Factors That Support Implementation Readiness
This study explored factors that support readiness for integrated implementation of evidence-based interventions (EBIs) and supporting activities to promote colorectal cancer screening with other screening and chronic disease management activities in primary care clinics. Using the Consolidated Framework for Implementation Research, the authors conducted a literature review and identified factors that support readiness for integrated implementation of EBIs, including funding environment, governance, information sharing, and leadership. The authors conducted 23 qualitative interviews with four current and former CRCCP award recipients. Staff, health system and clinic partners, and implementation partners were interviewed. The authors found that flexible funding mechanisms, effective data sharing systems, coordination across clinical staff, and supportive leadership strengthen clinic readiness to implement integrated EBIs and supporting activities to increase cancer screening.
- Strategies that can support readiness to integrate cancer screening promotions include flexible funding streams, provider training, leadership support, and investment in sharing patient data so multiple screening needs can be monitored and coordinated.
- Lessons learned from integrated implementation of cancer screenings might be applied to enhance other public health and primary care partnership programs.
Citation: Soloe C, Arena L, Schlueter D, Melillo S, DeGroff A, Tangka F, Hoover S, Subramanian S. Factors that support readiness to implement integrated evidence-based practice to increase cancer screening. Implementation Science Communation 2022;3(1):106.
Improving the Efficiency of Integrated Cancer Screening Delivery: Case Studies
In this paper, the authors used case studies to describe challenges and benefits of implementing integrated approaches with three CRCCP recipients (two current and one former, at the time of study).
- The authors assessed a baseline checklist that the Idaho Department of Health and Welfare created to determine readiness for interventions that could promote multiple cancer screenings at clinics.
- The authors worked with a nurse patient navigator in Rhode Island to assess the costs of the integrated cancer screening program and patient navigation activities. Most patient navigator activities in Rhode Island focused on colorectal cancer screenings because integrating colorectal, breast, and cervical cancer screenings was challenging.
- The authors described how Nebraska implemented an integrated payment system for breast, cervical, and colorectal cancer screenings and reported on cost. Results were mixed for improvement in cancer screenings.
- Integrated cancer screenings can be efficient.

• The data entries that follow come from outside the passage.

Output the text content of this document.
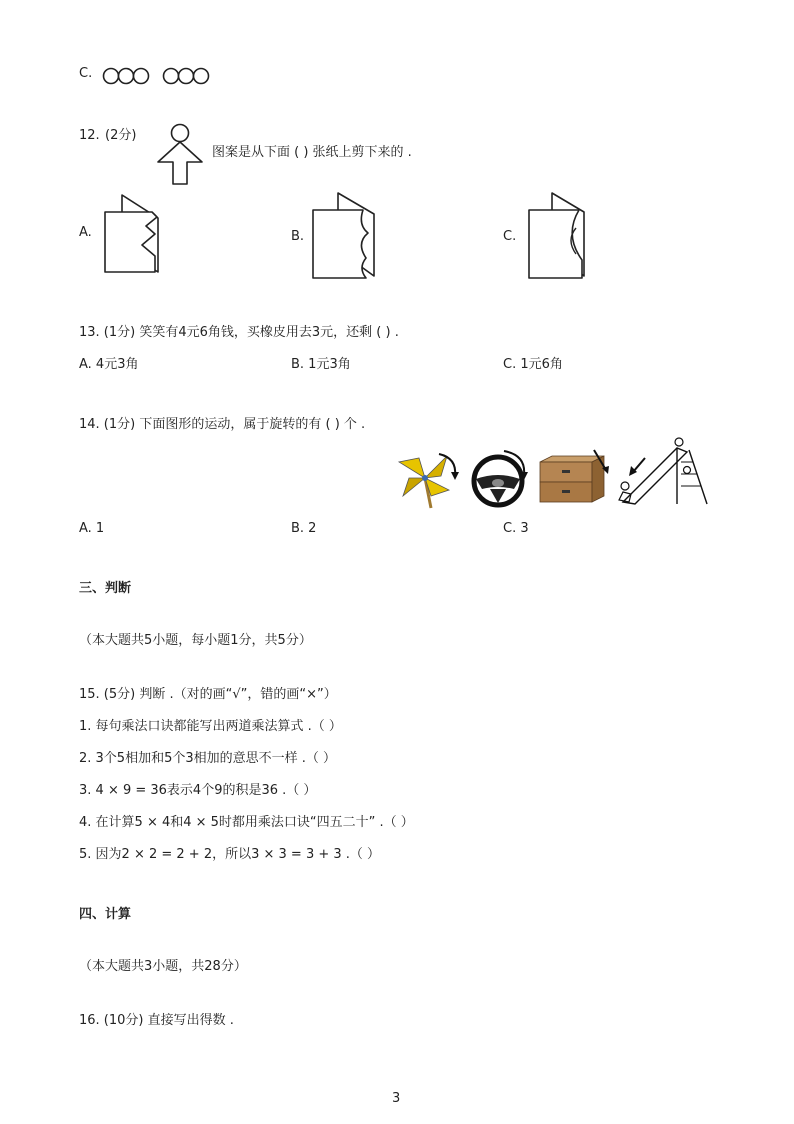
C.
12. (2分)
图案是从下面 ( ) 张纸上剪下来的 .
A.	B.	C.
13. (1分) 笑笑有4元6角钱，买橡皮用去3元，还剩 ( ) .
A. 4元3角	B. 1元3角	C. 1元6角
14. (1分) 下面图形的运动，属于旋转的有 ( ) 个 .
A. 1	B. 2	C. 3
三、判断
（本大题共5小题，每小题1分，共5分）
15. (5分) 判断 .（对的画“√”，错的画“×”）
1. 每句乘法口诀都能写出两道乘法算式 .（ ）
2. 3个5相加和5个3相加的意思不一样 .（ ）
3. 4 × 9 = 36表示4个9的积是36 .（ ）
4. 在计算5 × 4和4 × 5时都用乘法口诀“四五二十” .（ ）
5. 因为2 × 2 = 2 + 2，所以3 × 3 = 3 + 3 .（ ）
四、计算
（本大题共3小题，共28分）
16. (10分) 直接写出得数 .
3
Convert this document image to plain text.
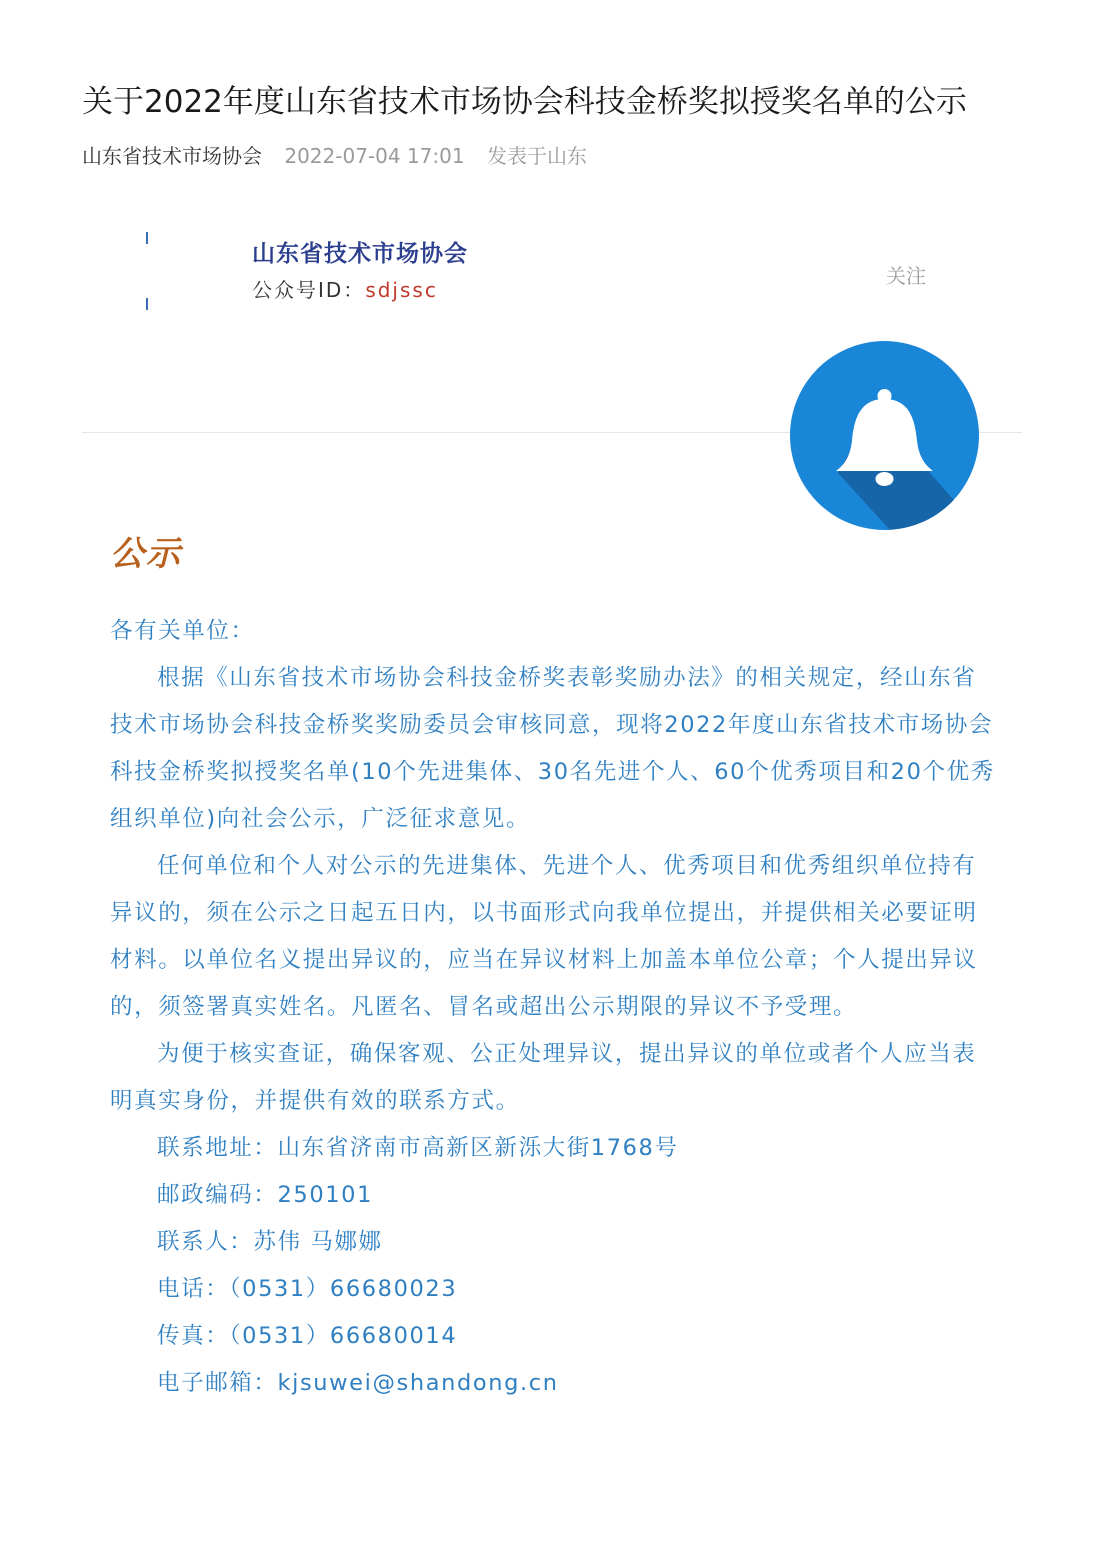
关于2022年度山东省技术市场协会科技金桥奖拟授奖名单的公示
山东省技术市场协会 2022-07-04 17:01 发表于山东
山东省技术市场协会
公众号ID：sdjssc
关注
公示

各有关单位：

根据《山东省技术市场协会科技金桥奖表彰奖励办法》的相关规定，经山东省技术市场协会科技金桥奖奖励委员会审核同意，现将2022年度山东省技术市场协会科技金桥奖拟授奖名单(10个先进集体、30名先进个人、60个优秀项目和20个优秀组织单位)向社会公示，广泛征求意见。

任何单位和个人对公示的先进集体、先进个人、优秀项目和优秀组织单位持有异议的，须在公示之日起五日内，以书面形式向我单位提出，并提供相关必要证明材料。以单位名义提出异议的，应当在异议材料上加盖本单位公章；个人提出异议的，须签署真实姓名。凡匿名、冒名或超出公示期限的异议不予受理。

为便于核实查证，确保客观、公正处理异议，提出异议的单位或者个人应当表明真实身份，并提供有效的联系方式。

联系地址：山东省济南市高新区新泺大街1768号

邮政编码：250101

联系人：苏伟 马娜娜

电话：（0531）66680023

传真：（0531）66680014

电子邮箱：kjsuwei@shandong.cn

- More research can help explain if these integrated programs are viable and practical.
Citation: Tangka FKL, Subramanian S, Hoover S, Cariou C, Creighton B, Hobbs L, Marzano A, Marcotte A, Norton DD, Kelly-Flis P, Leypoldt M, Larkins T, Poole M, Boehm J. Improving the efficiency of integrated cancer screening delivery across multiple cancers: case studies from Idaho, Rhode Island, and Nebraska. Implementation Science Communation 2022;3(1):133.